Clean water key to Gary, Indiana’s health and economic future

Clean water key to Gary, Indiana’s health and economic future
May 12, 2017 Gary Wilson
Photo courtesy of Nyttend via Wikimedia

What’s it like to be mayor of a post-industrial era city like Detroit or Flint trying to comeback from the depths of decades of disinvestment?

How does water fit into that recovery?

 Great Lakes Now sat down with Gary, Indiana Mayor Karen Freeman-Wilson in Chicago recently where she was presenting at the Chicago water summit along with other Great Lakes mayors.

Photo courtesy of CEIMediaGroup via flickr

Mayor Karen Freeman-Wilson, courtesy of CEIMediaGroup

Freeman-Wilson was elected mayor of Gary in 2011. She has a law degree from Harvard and also served as Indiana’s attorney general.

Freeman-Wilson puts clean water in the same camp as public safety services like police and fire.

“Clean water is about quality of life,” she says and nothing is “more important than your health and it factors into the health of the community.”

She says Gary is also not just looking back when it manages water, it’s looking forward. In 2014 Gary received a $250,000 grant from the U.S. EPA to develop green infrastructure.

Freeman-Wilson told Great Lakes Now that the grant allowed Gary to pursue green infrastructure on a wider scale than just esthetics. It provided the financial resources to let the city be very practical – to go beyond appearances.

Freeman-Wilson says she can empathize with Flint’s problems.  She said Flint’s issues “could easily be Gary.”

Photo courtesy of Vanessa Villarreal via flickr

Gary sewer project ribbon cutting ceremony, courtesy of Vanessa Villarreal

“Flint’s a legacy city, Gary’s a legacy city,” she says,  and both have challenges with old pipes and an aged infrastructure.
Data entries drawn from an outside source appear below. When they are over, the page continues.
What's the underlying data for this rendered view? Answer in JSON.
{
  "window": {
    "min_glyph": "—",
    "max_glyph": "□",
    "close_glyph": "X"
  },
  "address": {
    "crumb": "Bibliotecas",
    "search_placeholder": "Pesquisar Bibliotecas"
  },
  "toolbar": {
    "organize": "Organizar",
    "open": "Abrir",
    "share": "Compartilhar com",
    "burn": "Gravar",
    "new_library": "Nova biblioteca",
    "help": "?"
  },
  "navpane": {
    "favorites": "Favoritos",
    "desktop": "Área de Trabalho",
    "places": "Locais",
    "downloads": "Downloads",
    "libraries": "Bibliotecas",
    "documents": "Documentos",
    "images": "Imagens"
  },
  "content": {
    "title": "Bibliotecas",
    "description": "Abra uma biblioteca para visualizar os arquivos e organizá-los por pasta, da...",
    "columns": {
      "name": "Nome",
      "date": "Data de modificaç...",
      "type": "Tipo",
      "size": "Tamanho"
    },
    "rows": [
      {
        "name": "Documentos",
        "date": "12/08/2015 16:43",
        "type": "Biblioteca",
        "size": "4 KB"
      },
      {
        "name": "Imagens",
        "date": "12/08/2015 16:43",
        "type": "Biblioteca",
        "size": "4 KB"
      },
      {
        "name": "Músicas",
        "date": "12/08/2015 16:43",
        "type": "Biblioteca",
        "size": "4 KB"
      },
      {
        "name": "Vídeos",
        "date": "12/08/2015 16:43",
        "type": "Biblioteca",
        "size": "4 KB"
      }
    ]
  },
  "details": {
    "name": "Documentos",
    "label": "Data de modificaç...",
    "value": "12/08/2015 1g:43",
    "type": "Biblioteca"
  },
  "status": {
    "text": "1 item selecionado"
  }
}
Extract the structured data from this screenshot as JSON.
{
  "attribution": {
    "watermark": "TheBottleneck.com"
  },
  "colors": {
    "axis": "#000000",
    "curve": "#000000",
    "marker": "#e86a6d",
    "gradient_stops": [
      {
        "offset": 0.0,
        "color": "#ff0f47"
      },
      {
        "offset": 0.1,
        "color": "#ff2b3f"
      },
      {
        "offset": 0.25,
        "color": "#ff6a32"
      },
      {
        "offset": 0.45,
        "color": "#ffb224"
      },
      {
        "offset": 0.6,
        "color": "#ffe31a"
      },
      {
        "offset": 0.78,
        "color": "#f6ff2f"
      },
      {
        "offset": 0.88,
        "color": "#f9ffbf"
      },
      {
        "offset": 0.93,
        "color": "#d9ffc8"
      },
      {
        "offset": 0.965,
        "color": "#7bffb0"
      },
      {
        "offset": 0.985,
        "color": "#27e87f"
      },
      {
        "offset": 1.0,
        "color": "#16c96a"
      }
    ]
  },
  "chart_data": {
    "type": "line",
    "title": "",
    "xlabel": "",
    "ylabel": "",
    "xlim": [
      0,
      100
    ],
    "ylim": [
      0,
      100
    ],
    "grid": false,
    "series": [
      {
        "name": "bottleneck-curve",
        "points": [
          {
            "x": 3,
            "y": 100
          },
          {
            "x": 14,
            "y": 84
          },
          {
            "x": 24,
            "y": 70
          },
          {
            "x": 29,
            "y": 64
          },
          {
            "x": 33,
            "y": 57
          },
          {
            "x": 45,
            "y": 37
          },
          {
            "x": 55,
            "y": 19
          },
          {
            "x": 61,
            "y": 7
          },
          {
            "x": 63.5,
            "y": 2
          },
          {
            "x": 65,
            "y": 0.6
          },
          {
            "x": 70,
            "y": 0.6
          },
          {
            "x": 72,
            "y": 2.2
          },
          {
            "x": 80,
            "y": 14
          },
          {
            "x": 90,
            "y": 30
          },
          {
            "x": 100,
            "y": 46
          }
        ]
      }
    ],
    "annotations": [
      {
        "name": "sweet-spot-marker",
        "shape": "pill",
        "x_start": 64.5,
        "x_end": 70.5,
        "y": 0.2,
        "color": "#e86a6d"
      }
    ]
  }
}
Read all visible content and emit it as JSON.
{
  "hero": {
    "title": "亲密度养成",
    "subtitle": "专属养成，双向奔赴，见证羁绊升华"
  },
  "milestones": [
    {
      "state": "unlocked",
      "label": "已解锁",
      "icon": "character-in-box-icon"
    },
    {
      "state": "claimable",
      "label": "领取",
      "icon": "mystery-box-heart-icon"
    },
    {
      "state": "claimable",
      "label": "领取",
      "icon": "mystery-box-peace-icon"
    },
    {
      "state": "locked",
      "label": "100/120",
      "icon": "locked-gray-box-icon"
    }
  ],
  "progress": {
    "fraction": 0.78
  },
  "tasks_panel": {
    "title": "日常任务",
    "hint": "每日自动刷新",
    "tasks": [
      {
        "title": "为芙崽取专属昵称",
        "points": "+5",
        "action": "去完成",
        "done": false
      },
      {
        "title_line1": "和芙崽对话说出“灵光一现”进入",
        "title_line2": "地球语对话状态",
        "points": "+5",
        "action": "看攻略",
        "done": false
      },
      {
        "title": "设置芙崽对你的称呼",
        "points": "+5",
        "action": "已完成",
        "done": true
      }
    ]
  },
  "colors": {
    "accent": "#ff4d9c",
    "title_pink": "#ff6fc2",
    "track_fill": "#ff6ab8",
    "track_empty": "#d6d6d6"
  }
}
She said she immediately knew it was important to check Gary’s water supply.

Freeman-Wilson says Gary’s water supplier does “robust testing and frequent testing” so she knows the water supply is “free of lead.” She said Gary does additional testing beyond what the water supplier provides.

Gary will “absolutely” use the city’s proximity to Lake Michigan as an economic development tool Freeman-Wilson said.

She cited Gary’s “beautiful lakefront park” which hosts a variety of events including marathons and an air show which attracts 100,000 people.

Freeman-Wilson was quick to tell Great Lakes Now that joggers on Gary’s lakefront course say it’s one of the “most beautiful courses in the Midwest.”

She wants people in the far reaches of the Great Lakes region to know that Gary has “a beautiful beach and a beautiful lakefront” on Lake Michigan’s shores just like Chicago.